Au final, on observe peu de chamboulements dans le Top 10 du médicament remboursable, dominé par Vyndaqel, Eliquis et Eylea. Tous les produits bénéficient de la croissance à l’exception de Kaftrio qui a vu son prix baisser, impliquant une baisse de 5,6 % de son chiffre d’affaires entre mai 2024 et mai 2025. Une singularité toutefois : Doliprane disparaît du classement, doublé par Shingrix, qui intègre pour la première fois le Top 10 des médicaments de prescription médicale obligatoire. Il symbolise à lui seul cette percée des vaccins dans l’activité officinale.

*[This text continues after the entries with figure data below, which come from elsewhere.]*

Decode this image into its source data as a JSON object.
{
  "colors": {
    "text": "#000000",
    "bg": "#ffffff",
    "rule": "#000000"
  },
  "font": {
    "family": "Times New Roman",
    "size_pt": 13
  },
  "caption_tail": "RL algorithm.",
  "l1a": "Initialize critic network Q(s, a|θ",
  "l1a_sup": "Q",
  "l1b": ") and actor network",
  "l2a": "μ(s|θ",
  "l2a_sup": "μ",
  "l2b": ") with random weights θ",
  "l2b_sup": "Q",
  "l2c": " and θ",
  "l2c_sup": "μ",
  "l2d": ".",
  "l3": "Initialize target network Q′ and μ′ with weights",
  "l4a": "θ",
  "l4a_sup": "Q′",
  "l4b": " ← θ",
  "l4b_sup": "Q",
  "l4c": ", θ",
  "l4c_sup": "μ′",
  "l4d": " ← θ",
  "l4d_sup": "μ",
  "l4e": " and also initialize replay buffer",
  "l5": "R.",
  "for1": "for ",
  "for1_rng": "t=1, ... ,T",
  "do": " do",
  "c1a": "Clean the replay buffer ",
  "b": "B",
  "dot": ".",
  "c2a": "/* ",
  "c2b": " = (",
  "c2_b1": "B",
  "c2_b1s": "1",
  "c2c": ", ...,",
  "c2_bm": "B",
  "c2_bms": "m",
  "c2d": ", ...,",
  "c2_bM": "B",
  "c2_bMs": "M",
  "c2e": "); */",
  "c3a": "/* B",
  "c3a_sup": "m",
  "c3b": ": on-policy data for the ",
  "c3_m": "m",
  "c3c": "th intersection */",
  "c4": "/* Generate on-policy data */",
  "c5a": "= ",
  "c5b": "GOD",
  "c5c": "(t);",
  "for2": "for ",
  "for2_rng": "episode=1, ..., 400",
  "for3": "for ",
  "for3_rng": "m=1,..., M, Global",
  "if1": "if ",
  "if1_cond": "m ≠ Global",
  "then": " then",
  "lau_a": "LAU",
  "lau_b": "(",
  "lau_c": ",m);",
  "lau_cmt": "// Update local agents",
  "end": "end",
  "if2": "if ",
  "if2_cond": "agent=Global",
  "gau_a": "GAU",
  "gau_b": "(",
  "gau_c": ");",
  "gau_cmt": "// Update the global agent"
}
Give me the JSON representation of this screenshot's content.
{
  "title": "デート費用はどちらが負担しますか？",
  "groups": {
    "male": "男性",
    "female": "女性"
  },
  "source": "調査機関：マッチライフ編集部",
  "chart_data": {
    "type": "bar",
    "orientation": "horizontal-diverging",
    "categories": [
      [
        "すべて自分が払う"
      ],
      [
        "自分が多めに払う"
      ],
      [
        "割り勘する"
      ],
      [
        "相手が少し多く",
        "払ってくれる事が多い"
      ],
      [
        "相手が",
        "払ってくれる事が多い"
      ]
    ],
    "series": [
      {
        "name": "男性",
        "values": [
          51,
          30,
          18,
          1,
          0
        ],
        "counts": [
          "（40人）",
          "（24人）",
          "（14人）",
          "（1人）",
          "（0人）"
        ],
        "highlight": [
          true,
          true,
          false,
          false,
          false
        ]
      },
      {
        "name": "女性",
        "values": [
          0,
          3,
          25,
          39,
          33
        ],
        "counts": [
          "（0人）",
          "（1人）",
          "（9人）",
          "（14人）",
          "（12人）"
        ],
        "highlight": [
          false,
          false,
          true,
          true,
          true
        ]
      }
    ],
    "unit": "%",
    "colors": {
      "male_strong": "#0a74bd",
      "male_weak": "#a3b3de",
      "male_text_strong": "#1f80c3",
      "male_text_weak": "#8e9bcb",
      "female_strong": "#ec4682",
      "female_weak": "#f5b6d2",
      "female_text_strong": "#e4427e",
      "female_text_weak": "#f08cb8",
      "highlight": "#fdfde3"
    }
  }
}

12 % moins d’antalgiques de palier 2
Il n’en reste pas moins que les perspectives s’assombrissent pour le médicament de prescription médicale obligatoire. En tout cas en ce qui concerne son rôle moteur dans l’activité de l’officine. Comme le démontrent les données de GERS Data, la convention médicale signée il y a tout juste un an, comprenant la diminution dès dette année à hauteur de 10 % des volumes de prescription d’antibiotiques et des antalgiques de palier 2 et de 20 % des IPP chez l’adulte a déjà des effets palpables sur le comptoir des pharmaciens. Le nombre d’unités d’antibiotiques prescrits a régressé de 7 % en mai 2025 comparé à mai 2024, celui des antalgiques de palier 2 de 12 %, et enfin les prescriptions d’IPP ont reculé de 3 %. C’est sans compter sur la baisse des prix, autre coup porté au médicament remboursable. Fin mai, 360 millions d’euros (PFHT) d’économie ont déjà été effectués sur un total de 596 millions d’euros prévus pour la ville. Sur l’ensemble ville/hôpital ce sera finalement 1,421 milliard qui sera réalisé pour un objectif d’1 milliard d’euros à l’issue de cette année, en tenant compte des avis publiés jusqu’à présent. Sur la base de ceux-ci, GERS Data projette que sur l’année 2025, les baisses de prix toucheront pour les deux tiers les quelque 225 spécialités dont le prix (PFHT) dépasse 500 euros. Cette baisse devrait avoisiner 13,5 %. En nombre de spécialités, ce sont celles dont le prix est inférieur à 5 euros qui seront le plus impactées en nombre (313) à hauteur de 10 %.
80 % de pharmacies ont effectué des TROD
Dans ce contexte, l’économie officinale doit pouvoir compter sur d’autres relais de croissance. Le rayon beauté ainsi que la diététique en sont assurément avec des hausses de 9,1 % et de 5 % de leurs ventes en valeur depuis le début de l’année. Ces performances les placent respectivement au troisième et quatrième rangs des contributeurs à la croissance de l’activité officinale pour ces cinq premiers mois.
Mais c’est aussi sur son cœur de métier, la prise en charge des patients, que le pharmacien peut trouver de nouveaux ressorts pour l’économie de son officine. « Les missions poursuivent leur développement, tendant à instaurer une routine », note David Syr. Cela vaut tout particulièrement pour des missions telles que le retrait du kit de détection du cancer colorectal, entré dans les mœurs de la population, tout autant que sa distribution s’est inscrite dans les pratiques des équipes officinales. 95 % des pharmacies y sont désormais impliquées. Un taux identique d’officines s’est également engagé dans la vaccination. Les TROD angine et cystite affichent eux aussi de bons scores avec environ 80 % de pharmacies qui en ont effectué, à raison d’une dizaine en moyenne pour la cystite et de 18 pour l’angine. Signe que moins d’un an après son entrée dans le droit commun, cette mission appartient à part entière à l’exercice officinal.